When I graduated high school, someone, very wisely, rather than giving me “10 Steps to a Successful Life,” or “The Future is Yours Graduate,” they gave me a little, tacky looking book by a guy named A.W. Tozer. The book: The Knowledge of the Holy. It turned my life upside down, and I have yet to recover from topsy-turviness. I have come to grips with the fact that holding to the historic, biblical, heroic Christian truths will make my viewpoints seem cockeyed to this world. Tozer, unlike most in his generation, was unwilling to have a mere mental ascendency to truth; he was concerned with the human being experiencing the majesty and glory of the thrice-holy God.
In my perusal through Tozer’s works, I found an obscure but precious book of his, which is a collection of the editorials he wrote for the “Alliance Weekly” magazine. It is entitled: Born After Midnight. In the very first chapter, there is an incredibly striking line that must be embedded within our understanding. Tozer says: “Yet for all God’s good will toward us, He is unable to grant us our heart’s desires, until all our desires have been reduced to one.”
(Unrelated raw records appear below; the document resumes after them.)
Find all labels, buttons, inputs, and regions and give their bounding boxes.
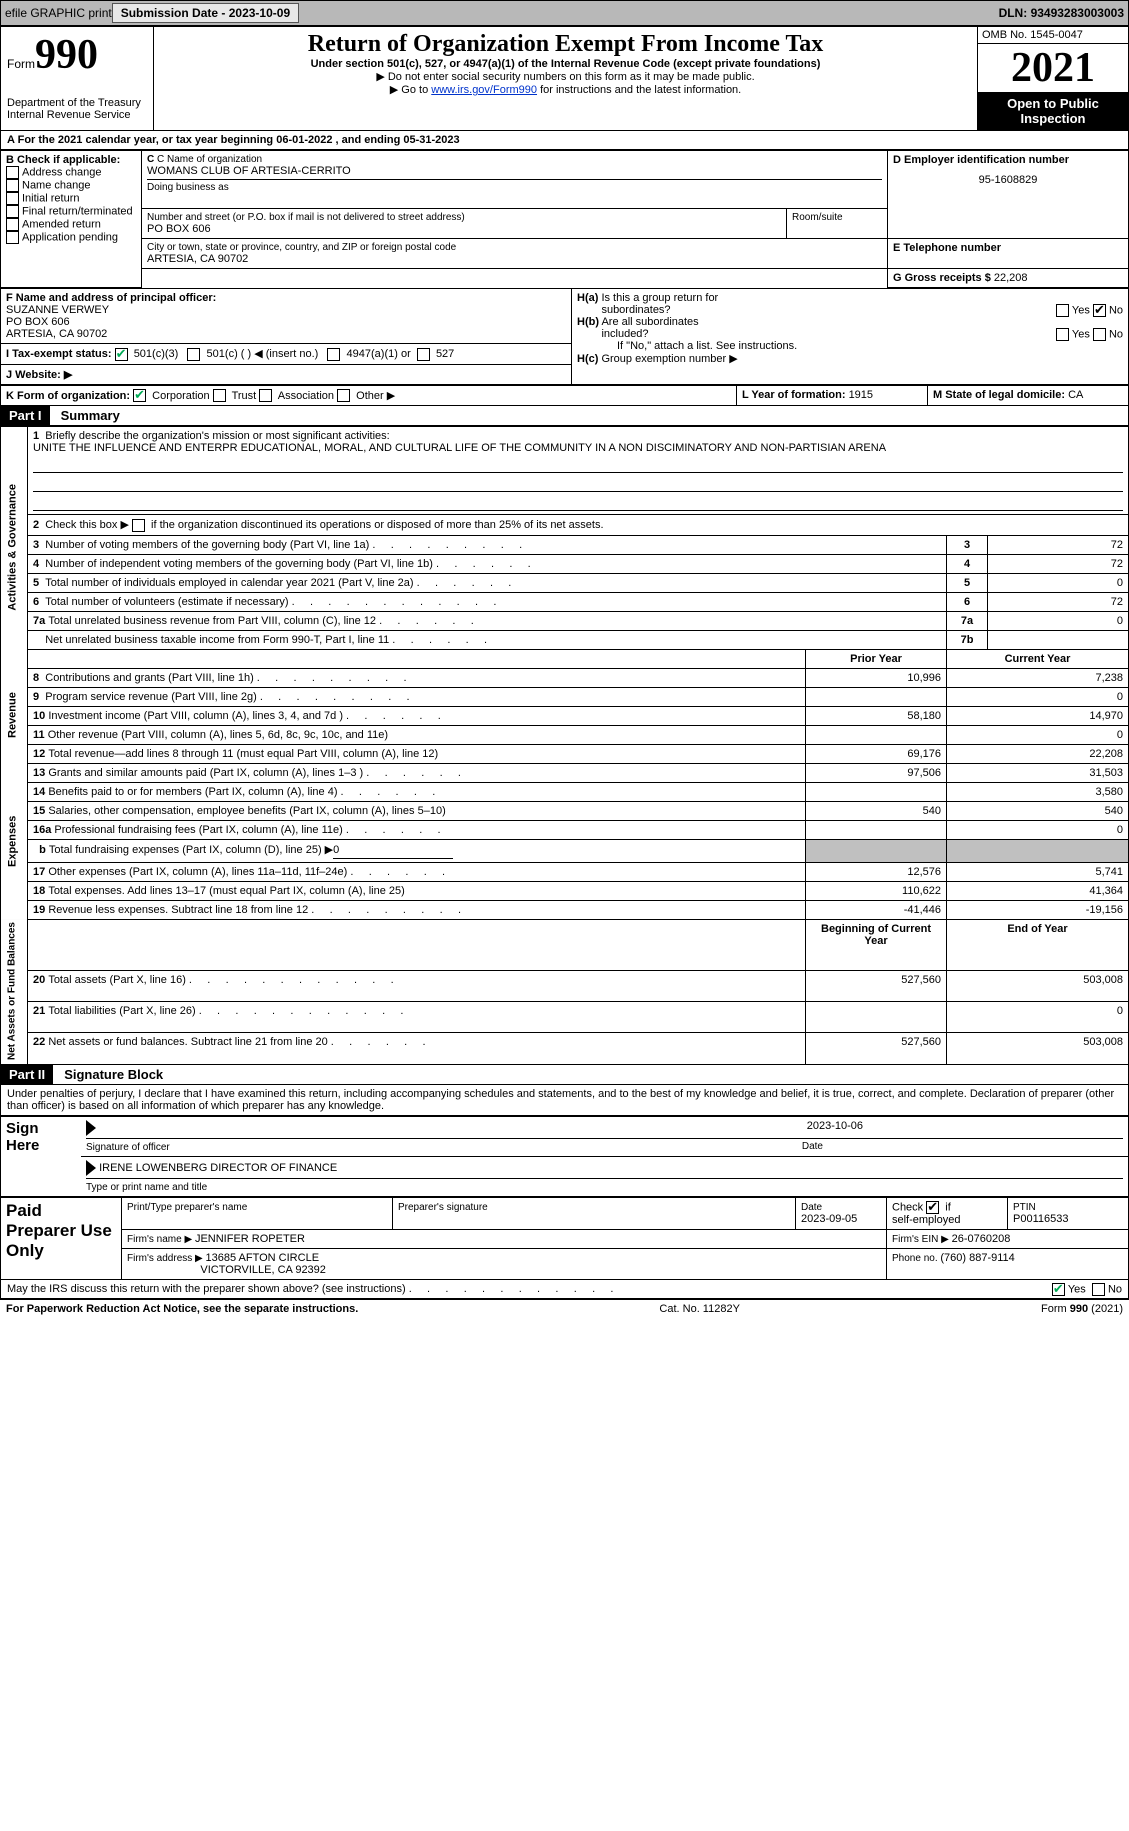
box-e-label: E Telephone number [893,242,1123,254]
side-revenue: Revenue [1,668,28,763]
cb-ha-no[interactable] [1093,304,1106,317]
officer-addr2: ARTESIA, CA 90702 [6,328,566,340]
box-g-label: G Gross receipts $ [893,272,994,284]
side-governance: Activities & Governance [1,427,28,669]
irs-link[interactable]: www.irs.gov/Form990 [431,84,537,96]
type-label: Type or print name and title [86,1182,207,1193]
form-title: Return of Organization Exempt From Incom… [160,31,971,58]
instr-ssn: Do not enter social security numbers on … [160,70,971,83]
ein: 95-1608829 [893,174,1123,186]
omb-number: OMB No. 1545-0047 [978,27,1128,44]
hb-label: H(b) Are all subordinates included? Yes … [577,316,1123,340]
cb-name-change[interactable] [6,179,19,192]
info-block-fh: F Name and address of principal officer:… [0,288,1129,385]
cb-irs-yes[interactable] [1052,1283,1065,1296]
form-label: Form [7,57,35,71]
tax-year: 2021 [1011,45,1095,91]
form-subtitle: Under section 501(c), 527, or 4947(a)(1)… [160,58,971,70]
cb-hb-no[interactable] [1093,328,1106,341]
paid-preparer-label: Paid Preparer Use Only [1,1197,122,1279]
room-label: Room/suite [792,212,882,223]
sig-arrow-icon [86,1120,96,1136]
sig-officer-label: Signature of officer [86,1142,170,1153]
box-j-label: J Website: ▶ [6,369,72,381]
sign-here-label: Sign Here [1,1116,82,1196]
cb-ha-yes[interactable] [1056,304,1069,317]
hc-label: H(c) Group exemption number ▶ [577,352,1123,365]
officer-addr1: PO BOX 606 [6,316,566,328]
cb-assoc[interactable] [259,389,272,402]
dept-label: Department of the Treasury Internal Reve… [7,97,147,121]
cb-self-employed[interactable] [926,1201,939,1214]
cb-discontinued[interactable] [132,519,145,532]
may-irs-row: May the IRS discuss this return with the… [0,1280,1129,1299]
box-f-label: F Name and address of principal officer: [6,292,566,304]
gross-receipts: 22,208 [994,272,1028,284]
side-netassets: Net Assets or Fund Balances [1,919,28,1064]
cb-app-pending[interactable] [6,231,19,244]
officer-name: SUZANNE VERWEY [6,304,566,316]
cb-527[interactable] [417,348,430,361]
penalty-statement: Under penalties of perjury, I declare th… [0,1085,1129,1116]
efile-label: efile GRAPHIC print [5,6,112,20]
top-bar: efile GRAPHIC print Submission Date - 20… [0,0,1129,26]
instr-link: Go to www.irs.gov/Form990 for instructio… [160,83,971,96]
pra-notice: For Paperwork Reduction Act Notice, see … [6,1303,358,1315]
sig-arrow-icon [86,1160,96,1176]
box-l-label: L Year of formation: [742,389,849,401]
cb-initial-return[interactable] [6,192,19,205]
l1-text: UNITE THE INFLUENCE AND ENTERPR EDUCATIO… [33,442,886,454]
ha-label: H(a) Is this a group return for subordin… [577,292,1123,316]
cb-4947[interactable] [327,348,340,361]
part1-header: Part I Summary [0,406,1129,426]
city: ARTESIA, CA 90702 [147,253,882,265]
sig-date: 2023-10-06 [807,1120,863,1132]
l1-label: Briefly describe the organization's miss… [45,430,389,442]
open-inspection: Open to Public Inspection [978,92,1128,130]
cb-501c3[interactable] [115,348,128,361]
box-b-label: B Check if applicable: [6,154,136,166]
addr-label: Number and street (or P.O. box if mail i… [147,212,781,223]
box-c-label: C C Name of organization [147,154,882,165]
city-label: City or town, state or province, country… [147,242,882,253]
submission-date-btn[interactable]: Submission Date - 2023-10-09 [112,3,299,23]
info-block-klm: K Form of organization: Corporation Trus… [0,385,1129,407]
dln: DLN: 93493283003003 [999,6,1124,20]
officer-printed: IRENE LOWENBERG DIRECTOR OF FINANCE [99,1162,337,1174]
cat-no: Cat. No. 11282Y [659,1303,740,1315]
cb-hb-yes[interactable] [1056,328,1069,341]
cb-other[interactable] [337,389,350,402]
signature-table: Sign Here 2023-10-06 Signature of office… [0,1116,1129,1197]
cb-501c[interactable] [187,348,200,361]
form-number: 990 [35,32,98,78]
date-label: Date [802,1141,823,1152]
summary-table: Activities & Governance 1 Briefly descri… [0,426,1129,1065]
info-block-bcdeg: B Check if applicable: Address change Na… [0,150,1129,288]
cb-address-change[interactable] [6,166,19,179]
cb-final-return[interactable] [6,205,19,218]
cb-corp[interactable] [133,389,146,402]
part2-header: Part II Signature Block [0,1065,1129,1085]
addr: PO BOX 606 [147,223,781,235]
box-m-label: M State of legal domicile: [933,389,1068,401]
preparer-table: Paid Preparer Use Only Print/Type prepar… [0,1197,1129,1280]
side-expenses: Expenses [1,763,28,919]
dba-label: Doing business as [147,182,882,193]
box-d-label: D Employer identification number [893,154,1123,166]
org-name: WOMANS CLUB OF ARTESIA-CERRITO [147,165,882,177]
box-i-label: I Tax-exempt status: [6,348,112,360]
footer: For Paperwork Reduction Act Notice, see … [0,1299,1129,1318]
cb-trust[interactable] [213,389,226,402]
cb-irs-no[interactable] [1092,1283,1105,1296]
form-header: Form990 Department of the Treasury Inter… [0,26,1129,131]
cb-amended[interactable] [6,218,19,231]
section-a: A For the 2021 calendar year, or tax yea… [0,131,1129,150]
box-k-label: K Form of organization: [6,390,130,402]
hb-note: If "No," attach a list. See instructions… [577,340,1123,352]
form-footer: Form 990 (2021) [1041,1303,1123,1315]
Oh the foolishness of our heart! We want all the benefits of God’s goodness, mercy and love; however, we want it on our terms, and we want it to still coddle our fleshly cravings. But, until we remove all our idols, and recognize that Jehovah Tsidkenu is all we need, is our only hope, and He in fact is the whole reason we were made. We were made for His pleasure, and in pleasing Him, we find our pleasure. Is it not the greatest tragedy that we seek all of God’s benefits, without longing for Him, only, ever Him? It is like a husband that only wants his wife for the things she does for him, rather than wanting her, for the virtue and loveliness of who she is.
I have an ache within my soul, to see all other desires baked down into one. To say with David: “One thing have I desired of the LORD, that will I seek after [. . .] to behold the beauty of the LORD (Psalms 27:4).” One desire alone can bring final satisfaction; all other desires lead only to dissatisfaction.